Em termos de roteiro, Tory Kamen cria uma premissa poderosa — a identidade, a perda, a mentira como forma de pertencer —, mas a execução deixa a desejar quando o filme deveria escavar mais. O dilema ético de Eleanor é instigante, mas o filme acaba encapando o conflito real e simplificando as consequências. Há um tom de ingenuidade moral que incomoda, especialmente quando se trata de algo tão delicado quanto a apropriação da memória de Bessie, uma sobrevivente do Holocausto. Em vez de enfrentar as repercussões profundas dessa usurpação, o filme prefere transitar por caminhos mais seguros, quase como se quisesse poupar sua personagem de um enfrentamento mais radical.

Ao final, A Incrível Eleanor entrega belas cenas emocionais, momentos ternos e risos verdadeiros, e tudo isso graças, em grande parte, à performance de Squibb e à boa conexão entre os personagens. Mas o drama que toma conta da reta final se sustenta em conveniências narrativas e escolhas fáceis. O tom moral se amarra por amarrotados emocionais, em vez de se desenvolver com a complexidade que o tema sugere.

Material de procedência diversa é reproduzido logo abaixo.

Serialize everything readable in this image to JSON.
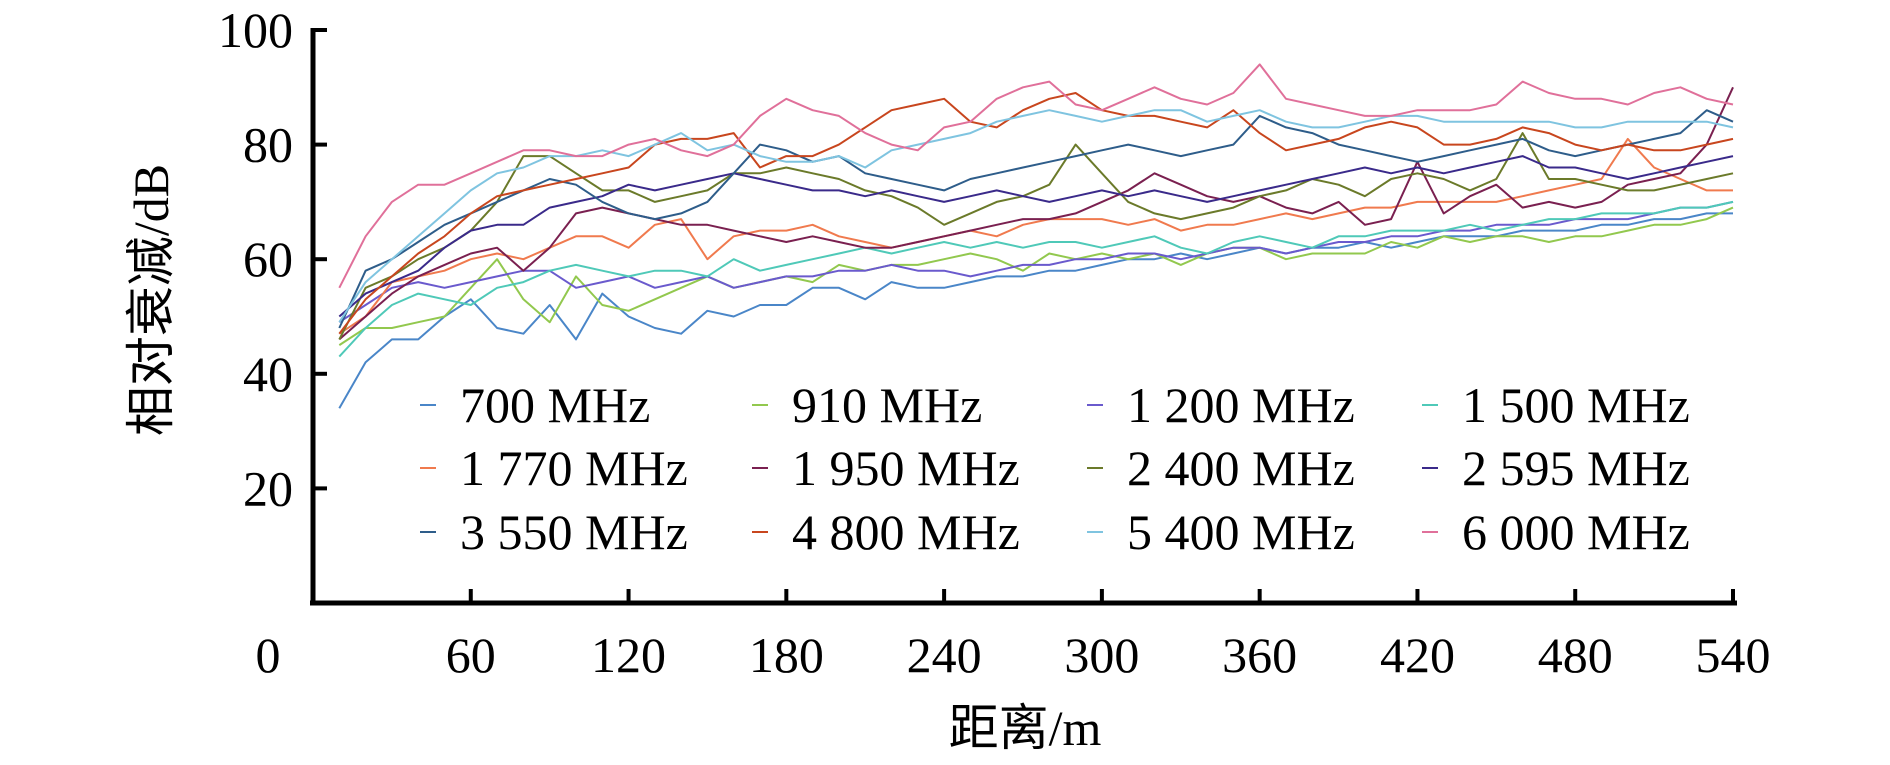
{
  "chart_data": {
    "type": "line",
    "xlabel": "距离/m",
    "ylabel": "相对衰减/dB",
    "xlim": [
      0,
      540
    ],
    "ylim": [
      0,
      100
    ],
    "x_ticks": [
      "0",
      "60",
      "120",
      "180",
      "240",
      "300",
      "360",
      "420",
      "480",
      "540"
    ],
    "y_ticks": [
      "20",
      "40",
      "60",
      "80",
      "100"
    ],
    "grid": false,
    "legend_position": "inside-lower-right",
    "x": [
      10,
      20,
      30,
      40,
      50,
      60,
      70,
      80,
      90,
      100,
      110,
      120,
      130,
      140,
      150,
      160,
      170,
      180,
      190,
      200,
      210,
      220,
      230,
      240,
      250,
      260,
      270,
      280,
      290,
      300,
      310,
      320,
      330,
      340,
      350,
      360,
      370,
      380,
      390,
      400,
      410,
      420,
      430,
      440,
      450,
      460,
      470,
      480,
      490,
      500,
      510,
      520,
      530,
      540
    ],
    "series": [
      {
        "name": "700 MHz",
        "color": "#4a86c8",
        "values": [
          34,
          42,
          46,
          46,
          50,
          53,
          48,
          47,
          52,
          46,
          54,
          50,
          48,
          47,
          51,
          50,
          52,
          52,
          55,
          55,
          53,
          56,
          55,
          55,
          56,
          57,
          57,
          58,
          58,
          59,
          60,
          60,
          61,
          60,
          61,
          62,
          61,
          62,
          62,
          63,
          62,
          63,
          64,
          64,
          64,
          65,
          65,
          65,
          66,
          66,
          67,
          67,
          68,
          68
        ]
      },
      {
        "name": "910 MHz",
        "color": "#92c84e",
        "values": [
          45,
          48,
          48,
          49,
          50,
          55,
          60,
          53,
          49,
          57,
          52,
          51,
          53,
          55,
          57,
          55,
          56,
          57,
          56,
          59,
          58,
          59,
          59,
          60,
          61,
          60,
          58,
          61,
          60,
          61,
          60,
          61,
          59,
          61,
          62,
          62,
          60,
          61,
          61,
          61,
          63,
          62,
          64,
          63,
          64,
          64,
          63,
          64,
          64,
          65,
          66,
          66,
          67,
          69
        ]
      },
      {
        "name": "1 200 MHz",
        "color": "#6a5acd",
        "values": [
          49,
          52,
          55,
          56,
          55,
          56,
          57,
          58,
          58,
          55,
          56,
          57,
          55,
          56,
          57,
          55,
          56,
          57,
          57,
          58,
          58,
          59,
          58,
          58,
          57,
          58,
          59,
          59,
          60,
          60,
          61,
          61,
          60,
          61,
          62,
          62,
          61,
          62,
          63,
          63,
          64,
          64,
          65,
          65,
          66,
          66,
          66,
          67,
          67,
          67,
          68,
          69,
          69,
          70
        ]
      },
      {
        "name": "1 500 MHz",
        "color": "#4fc9b8",
        "values": [
          43,
          48,
          52,
          54,
          53,
          52,
          55,
          56,
          58,
          59,
          58,
          57,
          58,
          58,
          57,
          60,
          58,
          59,
          60,
          61,
          62,
          61,
          62,
          63,
          62,
          63,
          62,
          63,
          63,
          62,
          63,
          64,
          62,
          61,
          63,
          64,
          63,
          62,
          64,
          64,
          65,
          65,
          65,
          66,
          65,
          66,
          67,
          67,
          68,
          68,
          68,
          69,
          69,
          70
        ]
      },
      {
        "name": "1 770 MHz",
        "color": "#f07a4e",
        "values": [
          47,
          50,
          56,
          57,
          58,
          60,
          61,
          60,
          62,
          64,
          64,
          62,
          66,
          67,
          60,
          64,
          65,
          65,
          66,
          64,
          63,
          62,
          63,
          64,
          65,
          64,
          66,
          67,
          67,
          67,
          66,
          67,
          65,
          66,
          66,
          67,
          68,
          67,
          68,
          69,
          69,
          70,
          70,
          70,
          70,
          71,
          72,
          73,
          74,
          81,
          76,
          74,
          72,
          72
        ]
      },
      {
        "name": "1 950 MHz",
        "color": "#7a2050",
        "values": [
          46,
          50,
          54,
          57,
          59,
          61,
          62,
          58,
          62,
          68,
          69,
          68,
          67,
          66,
          66,
          65,
          64,
          63,
          64,
          63,
          62,
          62,
          63,
          64,
          65,
          66,
          67,
          67,
          68,
          70,
          72,
          75,
          73,
          71,
          70,
          71,
          69,
          68,
          70,
          66,
          67,
          77,
          68,
          71,
          73,
          69,
          70,
          69,
          70,
          73,
          74,
          75,
          80,
          90
        ]
      },
      {
        "name": "2 400 MHz",
        "color": "#6b7a2a",
        "values": [
          46,
          55,
          57,
          60,
          62,
          65,
          70,
          78,
          78,
          75,
          72,
          72,
          70,
          71,
          72,
          75,
          75,
          76,
          75,
          74,
          72,
          71,
          69,
          66,
          68,
          70,
          71,
          73,
          80,
          75,
          70,
          68,
          67,
          68,
          69,
          71,
          72,
          74,
          73,
          71,
          74,
          75,
          74,
          72,
          74,
          82,
          74,
          74,
          73,
          72,
          72,
          73,
          74,
          75
        ]
      },
      {
        "name": "2 595 MHz",
        "color": "#3a2a8a",
        "values": [
          50,
          54,
          56,
          58,
          62,
          65,
          66,
          66,
          69,
          70,
          71,
          73,
          72,
          73,
          74,
          75,
          74,
          73,
          72,
          72,
          71,
          72,
          71,
          70,
          71,
          72,
          71,
          70,
          71,
          72,
          71,
          72,
          71,
          70,
          71,
          72,
          73,
          74,
          75,
          76,
          75,
          76,
          75,
          76,
          77,
          78,
          76,
          76,
          75,
          74,
          75,
          76,
          77,
          78
        ]
      },
      {
        "name": "3 550 MHz",
        "color": "#2e5d8a",
        "values": [
          48,
          58,
          60,
          63,
          66,
          68,
          70,
          72,
          74,
          73,
          70,
          68,
          67,
          68,
          70,
          75,
          80,
          79,
          77,
          78,
          75,
          74,
          73,
          72,
          74,
          75,
          76,
          77,
          78,
          79,
          80,
          79,
          78,
          79,
          80,
          85,
          83,
          82,
          80,
          79,
          78,
          77,
          78,
          79,
          80,
          81,
          79,
          78,
          79,
          80,
          81,
          82,
          86,
          84
        ]
      },
      {
        "name": "4 800 MHz",
        "color": "#c8461e",
        "values": [
          47,
          53,
          57,
          61,
          64,
          68,
          71,
          72,
          73,
          74,
          75,
          76,
          80,
          81,
          81,
          82,
          76,
          78,
          78,
          80,
          83,
          86,
          87,
          88,
          84,
          83,
          86,
          88,
          89,
          86,
          85,
          85,
          84,
          83,
          86,
          82,
          79,
          80,
          81,
          83,
          84,
          83,
          80,
          80,
          81,
          83,
          82,
          80,
          79,
          80,
          79,
          79,
          80,
          81
        ]
      },
      {
        "name": "5 400 MHz",
        "color": "#7fc4e0",
        "values": [
          49,
          56,
          60,
          64,
          68,
          72,
          75,
          76,
          78,
          78,
          79,
          78,
          80,
          82,
          79,
          80,
          78,
          77,
          77,
          78,
          76,
          79,
          80,
          81,
          82,
          84,
          85,
          86,
          85,
          84,
          85,
          86,
          86,
          84,
          85,
          86,
          84,
          83,
          83,
          84,
          85,
          85,
          84,
          84,
          84,
          84,
          84,
          83,
          83,
          84,
          84,
          84,
          84,
          83
        ]
      },
      {
        "name": "6 000 MHz",
        "color": "#e0709a",
        "values": [
          55,
          64,
          70,
          73,
          73,
          75,
          77,
          79,
          79,
          78,
          78,
          80,
          81,
          79,
          78,
          80,
          85,
          88,
          86,
          85,
          82,
          80,
          79,
          83,
          84,
          88,
          90,
          91,
          87,
          86,
          88,
          90,
          88,
          87,
          89,
          94,
          88,
          87,
          86,
          85,
          85,
          86,
          86,
          86,
          87,
          91,
          89,
          88,
          88,
          87,
          89,
          90,
          88,
          87
        ]
      }
    ]
  }
}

Em resumo, é um filme com bons instantes — alguns bem tocantes, outros divertidos —, mas que falha em sustentar seu próprio potencial. Johansson, em seu primeiro longa como diretora, demonstra sensibilidade e boas intenções, mas peca quando tenta equilibrar comédia e tragédia sem realmente mergulhar fundo nas contradições morais do enredo. A edição amadora e o som mal equilibrado atrapalham a experiência, mas a força de June Squibb é tão grande que muitas vezes ela salva o que poderia se tornar apenas um exercício de boas ideias não completamente realizadas. Se você gosta de filmes de personagens, de dramas honestos e de atuações brilhantes, vale a pena assistir — mas não espere uma obra redonda nem uma dramédia bem costurada de ponta a ponta.